Im Januar 2014 kaufte sich Herbert Gilbert einen gebrauchten VW Sharan bei einem freien Fahrzeughändler. Gilbert, der sein Leben lang VW-Fahrzeuge fuhr, ahnte damals nicht, dass ein Rechtsstreit um dieses Fahrzeug Jahre später Geschichte schreiben sollte: Im Mai 2020 entschied der Bundesgerichtshof (BGH) in Karlsruhe, dass der heutige Frührentner seinen VW Sharan an Volkswagen zurückgeben darf und dafür eine hohe Entschädigung erhält. Das Auto ist nämlich vom Dieselskandal betroffen.

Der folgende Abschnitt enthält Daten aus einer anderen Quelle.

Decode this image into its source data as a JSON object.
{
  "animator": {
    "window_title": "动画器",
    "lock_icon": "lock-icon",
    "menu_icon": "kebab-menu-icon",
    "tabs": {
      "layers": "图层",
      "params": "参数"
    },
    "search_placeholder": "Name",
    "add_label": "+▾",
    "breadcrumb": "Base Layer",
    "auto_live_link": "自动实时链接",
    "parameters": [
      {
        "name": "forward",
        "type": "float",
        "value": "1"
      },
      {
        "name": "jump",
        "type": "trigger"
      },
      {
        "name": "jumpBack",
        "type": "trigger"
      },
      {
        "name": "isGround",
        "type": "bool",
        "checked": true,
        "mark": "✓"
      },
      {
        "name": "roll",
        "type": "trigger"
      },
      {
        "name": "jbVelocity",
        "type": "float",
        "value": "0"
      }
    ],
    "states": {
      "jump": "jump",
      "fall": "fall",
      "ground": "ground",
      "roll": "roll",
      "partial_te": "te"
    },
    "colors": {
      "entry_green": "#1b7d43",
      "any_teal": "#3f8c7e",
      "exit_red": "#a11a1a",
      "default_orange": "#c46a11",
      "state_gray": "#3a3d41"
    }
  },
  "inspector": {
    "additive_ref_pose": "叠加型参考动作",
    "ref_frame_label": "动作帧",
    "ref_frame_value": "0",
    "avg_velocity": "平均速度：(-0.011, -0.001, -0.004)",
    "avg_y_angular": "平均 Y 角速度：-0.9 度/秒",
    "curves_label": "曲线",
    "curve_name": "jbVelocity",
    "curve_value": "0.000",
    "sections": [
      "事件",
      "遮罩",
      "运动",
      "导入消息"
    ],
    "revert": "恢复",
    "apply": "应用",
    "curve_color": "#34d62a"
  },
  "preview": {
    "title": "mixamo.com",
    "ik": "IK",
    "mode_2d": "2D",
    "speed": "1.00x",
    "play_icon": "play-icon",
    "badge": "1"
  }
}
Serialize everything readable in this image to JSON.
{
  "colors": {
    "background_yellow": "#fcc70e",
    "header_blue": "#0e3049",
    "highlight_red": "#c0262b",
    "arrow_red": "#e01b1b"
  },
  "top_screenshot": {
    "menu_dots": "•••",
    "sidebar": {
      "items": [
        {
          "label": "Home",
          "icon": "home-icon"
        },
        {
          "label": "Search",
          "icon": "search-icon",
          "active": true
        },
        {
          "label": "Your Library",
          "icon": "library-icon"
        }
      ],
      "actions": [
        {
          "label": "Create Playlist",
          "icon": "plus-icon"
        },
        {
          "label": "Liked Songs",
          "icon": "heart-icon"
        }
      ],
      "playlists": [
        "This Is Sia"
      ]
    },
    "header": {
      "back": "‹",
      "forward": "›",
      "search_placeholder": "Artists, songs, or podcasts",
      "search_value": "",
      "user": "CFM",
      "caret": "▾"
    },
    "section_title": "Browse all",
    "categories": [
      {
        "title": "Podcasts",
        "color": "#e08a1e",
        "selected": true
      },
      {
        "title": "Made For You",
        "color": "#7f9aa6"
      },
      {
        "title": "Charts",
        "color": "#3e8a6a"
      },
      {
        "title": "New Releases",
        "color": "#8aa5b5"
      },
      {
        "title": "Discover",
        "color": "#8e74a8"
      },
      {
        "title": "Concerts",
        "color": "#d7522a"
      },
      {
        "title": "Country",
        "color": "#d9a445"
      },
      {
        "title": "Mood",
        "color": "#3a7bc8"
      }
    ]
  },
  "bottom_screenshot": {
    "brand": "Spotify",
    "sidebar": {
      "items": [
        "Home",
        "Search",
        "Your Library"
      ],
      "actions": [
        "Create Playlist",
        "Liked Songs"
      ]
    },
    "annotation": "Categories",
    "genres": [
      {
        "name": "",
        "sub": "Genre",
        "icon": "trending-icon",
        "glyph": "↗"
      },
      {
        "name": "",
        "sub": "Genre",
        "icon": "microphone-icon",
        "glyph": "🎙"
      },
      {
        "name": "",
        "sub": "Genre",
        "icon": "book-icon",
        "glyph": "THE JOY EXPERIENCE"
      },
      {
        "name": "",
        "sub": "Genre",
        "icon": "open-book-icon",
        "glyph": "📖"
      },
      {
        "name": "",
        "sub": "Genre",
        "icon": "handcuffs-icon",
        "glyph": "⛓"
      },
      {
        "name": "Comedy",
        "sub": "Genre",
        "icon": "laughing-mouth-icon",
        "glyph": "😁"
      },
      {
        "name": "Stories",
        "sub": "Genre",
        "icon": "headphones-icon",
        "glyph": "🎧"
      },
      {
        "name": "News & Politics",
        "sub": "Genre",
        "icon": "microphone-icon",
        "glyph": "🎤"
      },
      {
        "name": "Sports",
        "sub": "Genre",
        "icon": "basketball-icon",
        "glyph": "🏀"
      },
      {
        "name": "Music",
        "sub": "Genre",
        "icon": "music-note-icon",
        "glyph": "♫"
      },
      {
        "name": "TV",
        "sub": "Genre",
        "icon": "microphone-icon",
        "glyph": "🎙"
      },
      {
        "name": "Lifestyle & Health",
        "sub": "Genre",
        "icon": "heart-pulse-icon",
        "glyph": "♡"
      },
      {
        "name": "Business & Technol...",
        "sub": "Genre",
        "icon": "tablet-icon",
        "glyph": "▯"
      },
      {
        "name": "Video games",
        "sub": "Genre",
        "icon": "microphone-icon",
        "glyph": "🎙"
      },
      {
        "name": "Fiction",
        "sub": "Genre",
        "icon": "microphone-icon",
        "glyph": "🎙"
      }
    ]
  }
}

Umweltschutz als Kaufkriterium

Herbert Gilberts Kaufentscheidung wurde 2014 maßgeblich davon beeinflusst, dass das Fahrzeug als umweltfreundlich angepriesen wurde. Als der Dieselskandal rund eineinhalb Jahre später öffentlich wurde, ahnte er noch nicht, dass auch sein PKW eigentlich gar nicht so sauber war. Im Sommer 2016 erhielt Gilbert dann jedoch ein Schreiben von Volkswagen: Sein Fahrzeug müsse einem verpflichtenden Software-Update unterzogen werden. Nun wusste er: Auch sein VW Sharan wurde illegal von dem Konzern manipuliert.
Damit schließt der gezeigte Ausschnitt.